I am a lecturer at Swansea University since fall 2021.
I am generally interested in topics around logic, realizability, automata theory and type theory.
Before that, I was a doctoral student at ENS Lyon and at the University of Warsaw,
under the supervision of Colin Riba and Henryk Michalewski, and went on to be a postdoc for two years at
the university of Oxford, working with Michael Benedikt.
My thesis focused on the constructive aspects of Monadic Second Order logic.
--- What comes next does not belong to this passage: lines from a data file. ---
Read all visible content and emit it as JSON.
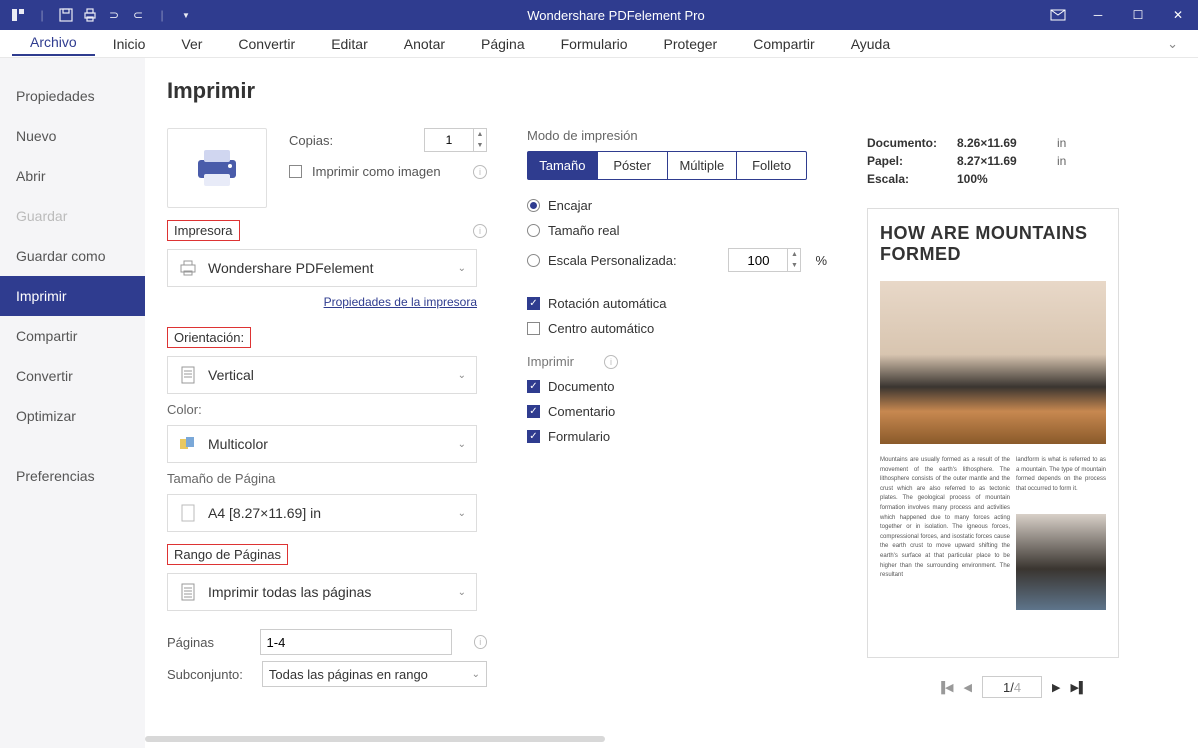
{
  "app_title": "Wondershare PDFelement Pro",
  "menu": {
    "items": [
      "Archivo",
      "Inicio",
      "Ver",
      "Convertir",
      "Editar",
      "Anotar",
      "Página",
      "Formulario",
      "Proteger",
      "Compartir",
      "Ayuda"
    ],
    "active": "Archivo"
  },
  "sidebar": {
    "items": [
      {
        "label": "Propiedades"
      },
      {
        "label": "Nuevo"
      },
      {
        "label": "Abrir"
      },
      {
        "label": "Guardar",
        "disabled": true
      },
      {
        "label": "Guardar como"
      },
      {
        "label": "Imprimir",
        "active": true
      },
      {
        "label": "Compartir"
      },
      {
        "label": "Convertir"
      },
      {
        "label": "Optimizar"
      }
    ],
    "prefs": "Preferencias"
  },
  "print": {
    "title": "Imprimir",
    "copies_label": "Copias:",
    "copies_value": "1",
    "print_as_image": "Imprimir como imagen",
    "printer_section": "Impresora",
    "printer_value": "Wondershare PDFelement",
    "printer_props_link": "Propiedades de la impresora",
    "orientation_section": "Orientación:",
    "orientation_value": "Vertical",
    "color_section": "Color:",
    "color_value": "Multicolor",
    "page_size_section": "Tamaño de Página",
    "page_size_value": "A4 [8.27×11.69] in",
    "page_range_section": "Rango de Páginas",
    "page_range_value": "Imprimir todas las páginas",
    "pages_label": "Páginas",
    "pages_value": "1-4",
    "subset_label": "Subconjunto:",
    "subset_value": "Todas las páginas en rango"
  },
  "mode": {
    "label": "Modo de impresión",
    "tabs": [
      "Tamaño",
      "Póster",
      "Múltiple",
      "Folleto"
    ],
    "fit": "Encajar",
    "actual": "Tamaño real",
    "custom": "Escala Personalizada:",
    "scale_value": "100",
    "percent": "%",
    "auto_rotate": "Rotación automática",
    "auto_center": "Centro automático",
    "print_label": "Imprimir",
    "print_doc": "Documento",
    "print_comment": "Comentario",
    "print_form": "Formulario"
  },
  "preview": {
    "doc_label": "Documento:",
    "doc_v": "8.26×11.69",
    "doc_u": "in",
    "paper_label": "Papel:",
    "paper_v": "8.27×11.69",
    "paper_u": "in",
    "scale_label": "Escala:",
    "scale_v": "100%",
    "page_title": "HOW ARE MOUNTAINS FORMED",
    "body1": "Mountains are usually formed as a result of the movement of the earth's lithosphere. The lithosphere consists of the outer mantle and the crust which are also referred to as tectonic plates. The geological process of mountain formation involves many process and activities which happened due to many forces acting together or in isolation. The igneous forces, compressional forces, and isostatic forces cause the earth crust to move upward shifting the earth's surface at that particular place to be higher than the surrounding environment. The resultant",
    "body2": "landform is what is referred to as a mountain. The type of mountain formed depends on the process that occurred to form it.",
    "pager_current": "1",
    "pager_total": "4"
  }
}
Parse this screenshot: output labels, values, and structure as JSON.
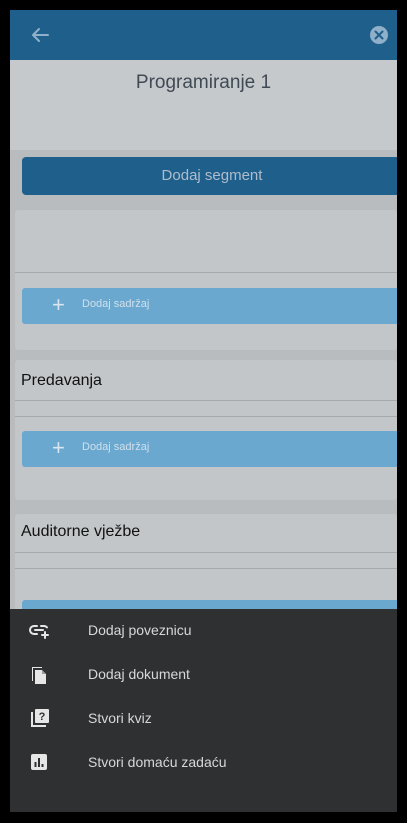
{
  "page_title": "Programiranje 1",
  "add_segment_label": "Dodaj segment",
  "sections": [
    {
      "title": "",
      "add_content_label": "Dodaj sadržaj"
    },
    {
      "title": "Predavanja",
      "add_content_label": "Dodaj sadržaj"
    },
    {
      "title": "Auditorne vježbe",
      "add_content_label": ""
    }
  ],
  "menu": {
    "items": [
      {
        "label": "Dodaj poveznicu",
        "icon": "link-add-icon"
      },
      {
        "label": "Dodaj dokument",
        "icon": "document-icon"
      },
      {
        "label": "Stvori kviz",
        "icon": "quiz-icon"
      },
      {
        "label": "Stvori domaću zadaću",
        "icon": "assignment-chart-icon"
      }
    ]
  },
  "colors": {
    "primary": "#1f5f8c",
    "accent": "#6aa8cf",
    "sheet": "#2e3031",
    "overlay_bg": "#b9bcbf"
  }
}
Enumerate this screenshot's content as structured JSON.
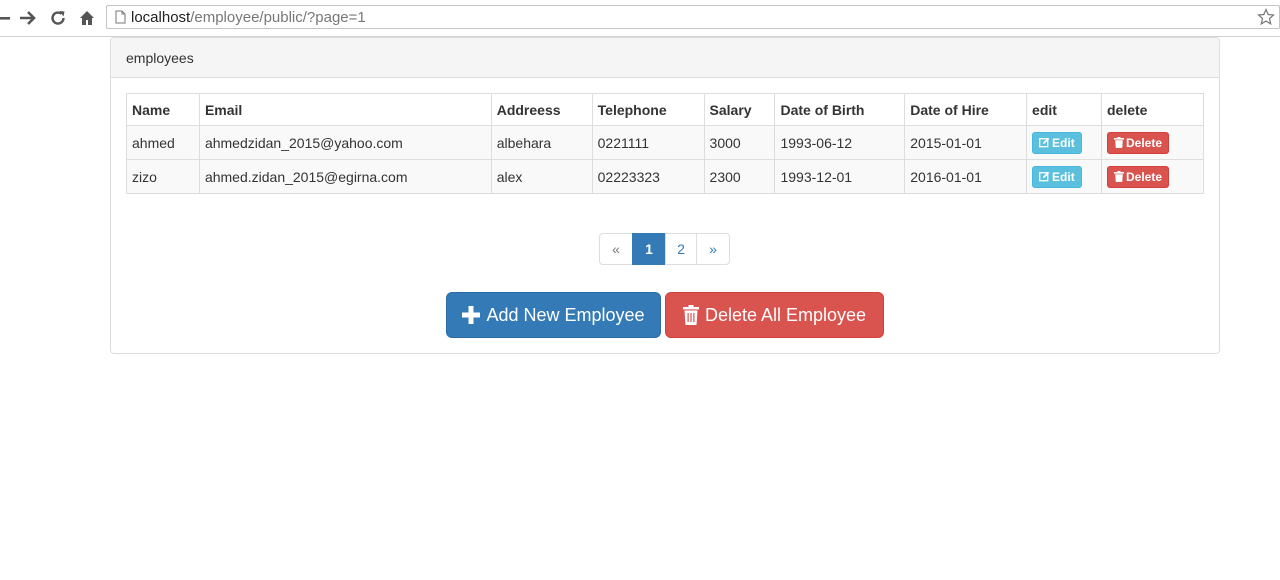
{
  "browser": {
    "url_host": "localhost",
    "url_path": "/employee/public/?page=1",
    "icons": [
      "back-arrow-icon",
      "forward-arrow-icon",
      "reload-icon",
      "home-icon",
      "page-icon",
      "bookmark-star-icon"
    ]
  },
  "panel": {
    "title": "employees"
  },
  "table": {
    "headers": [
      "Name",
      "Email",
      "Addreess",
      "Telephone",
      "Salary",
      "Date of Birth",
      "Date of Hire",
      "edit",
      "delete"
    ],
    "rows": [
      {
        "name": "ahmed",
        "email": "ahmedzidan_2015@yahoo.com",
        "address": "albehara",
        "telephone": "0221111",
        "salary": "3000",
        "dob": "1993-06-12",
        "doh": "2015-01-01",
        "edit": "Edit",
        "delete": "Delete"
      },
      {
        "name": "zizo",
        "email": "ahmed.zidan_2015@egirna.com",
        "address": "alex",
        "telephone": "02223323",
        "salary": "2300",
        "dob": "1993-12-01",
        "doh": "2016-01-01",
        "edit": "Edit",
        "delete": "Delete"
      }
    ]
  },
  "pagination": {
    "prev": "«",
    "pages": [
      "1",
      "2"
    ],
    "active": "1",
    "next": "»"
  },
  "actions": {
    "add": "Add New Employee",
    "delete_all": "Delete All Employee"
  },
  "colors": {
    "primary": "#337ab7",
    "danger": "#d9534f",
    "info": "#5bc0de"
  }
}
Comparison-free polyregular functions, with Lê Thành Dũng Nguyễn and Camille Noûs, ICALP 2021, pdf
Generating collection queries from proofs, with Michael Benedikt, POPL 2021, pdf
Implicit automata in typed λ-calculi I: aperiodicity in a non-commutative logic, with Lê Thành Dũng Nguyễn, ICALP 2020, pdf
From normal functors to logarithmic space queries, with Lê Thành Dũng Nguyễn, ICALP 2019, pdf
Kleene Algebra with Hypotheses, with Amina Doumane, Denis Kuperberg and Damien Pous, FOSSACS 2019, pdf
A Dialectica-Like Interpretation of a Linear MSO on Infinite Words, with Colin Riba, FOSSACS 2019, pdf
LMSO: A Curry-Howard Approach to Church’s Synthesis via Linear Logic, with Colin Riba, LICS 2018, pdf
A Curry-Howard Approach to Church's Synthesis, with Colin Riba, FSCD 2017/LMCS 2019, pdf
The Logical Strength of Büchi's Decidability Theorem, with Leszek Aleksander Kołodziejczyk, Henryk Michalewski and Michał Skrzypczak, CSL 2016/LMCS 2019, pdf
Integrating Linear and Dependent Types, with Nick Benton and Neel Krishnaswami, POPL 2015, pdf source code
Implicit automata in typed λ-calculi II: streaming transducers vs categorical semantics, with Lê Thành Dũng Nguyễn and Camille Noûs, pdf
Cantor-Bernstein implies Excluded Middle, with Chad E. Brown, pdf formalization in Coq
Here are a couple slides from talks I have given: PhD defense (23/06/20), Implicit automata in λ-calculi (I) (24/06/20, Warsaw automata webinar),
Implicit definitions of nested collections (06/11/20, Birmingham theory webinar, 04/12/20 seminar of the LINKS team (Lille)),
Implicit automata in λ-calculi (II) (16/12/20, IRIF gt réalisabilité,
05/02/21, Journées LHC, 08/03/21, GdT plume, 28/06/21, Structure meets Power workshop (abstract)), Logical complexity of MSO over countable linear orders (17/02/21, Manchester logic seminar),
Implicit automata in λ-calculi (I.5) (19/03/21, IRIF gt automate), Comparison-free polyregular functions (ICALP21)
Some things I formalized in Coq.
Ramsey's theorem via H-well-foundedness
A formalization of Stefano Berardi and Silvia Steila's paper
An intuitionistic version of Ramsey's Theorem and its use in Program Termination,
exhibiting a theorem analogous to the infinite Ramsey theorem admitting a constructive proof.
The paper introduces the notion of H-well-foundedness for relations, generalizing well-foundedness.
Their main theorem state that this notion is stable under finite union, which leads them to a second
constructive proof of Podelski and Rybalchenko's Termination Theorem.
- An equational theory for Mealy machines link
A little combinator language for letter-to-letter transducers together with a complete equational theory.
This essentially come from the remark that all such transducers correspond to the class of functions between
streams including lifting of maps between alphabets and closed by composition and parametric guarded fixpoints.